Cascade Deletion Flow

Understanding the cascade deletion flow.

When some resource is deleted, and the API Server accepts deletion, it means there are no blocking references anywhere. This is ensured. However, there may be resources pointing to deleted ones with asynchronous deletion (or unset).

In these flows we talk only about schema references, meta are fully covered already.

When Deployment deletes some resource, then all Deployments affected by this deletion must take an asynchronous action. It means that if Deployment D0-1 from Service S0 imports Service S1 and S2, and S1 + S2 have deployments D1-1, D1-2, D2-1, D2-2, then D0-1 must make four real-time watches asking for any deletions that it needs to handle! In some cases, I remember service importing five others. If there were 50 regions, it would mean 250 watch instances, but it would be a very large deployment with sufficient resources for goroutines.

Suppose that D1-1 had some resource RX, that was deleted. Following happens:

  • D1-1 must notify all interested deployments that RX is deleted by inspecting back reference sources.
  • Suppose that RX had some back-references in Deployment D0-1, Deployment D1-1 can see that.
  • D1-1, after notifying D0-1, periodically checks if there are still active back-references from D0-1.
  • Deployment D0-1, which points to D1-1 as an importer, is notified about the deleted resource.
  • D0-1 grabs all local resources that need cascade deletion or unset. For unsets, it needs to execute regular updates. For deletions, it needs to delete (or mark for deletion if there are still some other back-references pointing, which may be blocking).
  • Once D0-1 deals with all local resources pointing to RX, it is done, it has no work anymore.
  • At some point, D0-1 will be asked by D1-1 if RX no longer has back refs. If this is the case, then D0-1 will confirm all is clear and D1-1 will finally clean up what remains of RX.

Note that:

  • This deletion spree may be deep for large object deletions, like projects. It may involve multiple levels of Deployments and Services.

  • If there is an error in the schema, some pending deletion may be stuck forever.

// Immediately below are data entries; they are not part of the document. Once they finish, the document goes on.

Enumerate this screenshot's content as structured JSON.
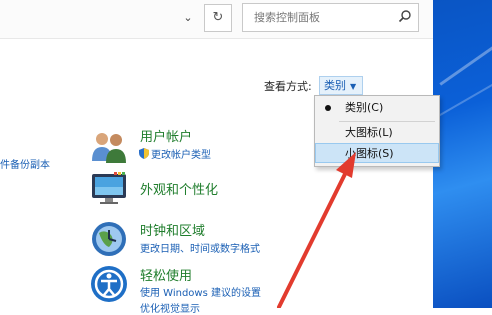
{
  "search": {
    "placeholder": "搜索控制面板"
  },
  "view_by": {
    "label": "查看方式:",
    "current": "类别"
  },
  "view_menu": {
    "items": [
      {
        "label": "类别(C)",
        "selected": true
      },
      {
        "label": "大图标(L)",
        "selected": false
      },
      {
        "label": "小图标(S)",
        "selected": false,
        "highlighted": true
      }
    ]
  },
  "left_partial_link": "件备份副本",
  "categories": [
    {
      "title": "用户帐户",
      "links": [
        "更改帐户类型"
      ]
    },
    {
      "title": "外观和个性化",
      "links": []
    },
    {
      "title": "时钟和区域",
      "links": [
        "更改日期、时间或数字格式"
      ]
    },
    {
      "title": "轻松使用",
      "links": [
        "使用 Windows 建议的设置",
        "优化视觉显示"
      ]
    }
  ],
  "colors": {
    "category_title": "#1f7d2c",
    "link": "#1a5fb4",
    "highlight": "#cce4f7",
    "annotation_arrow": "#e23b2e"
  }
}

By error in the schema, we mean situations like:

    • Resource A is deleted, and is back referenced from B and C (async cascade delete).
    • Normally B and C should be deleted, but it may be a problem if C is let’s say blocked by D, and D has no relationship with A, so will never be deleted. In this case, B is deleted, but C is stuck, blocked by D. Unfortunately as of now Goten does not detect weird errors in schema like this, perhaps it may be a good idea, although not sure if possible.
    • It will be the service developers’ responsibility to fix schema errors.
  • In the flow, D0-1 imports Service to which D1-1 belongs. Therefore, we know that D0-1 knows the full-service schema of D1-1, but not the other way around. We need to consider this in the situation when D1-1 asks D0-1 if RX no longer has back refs.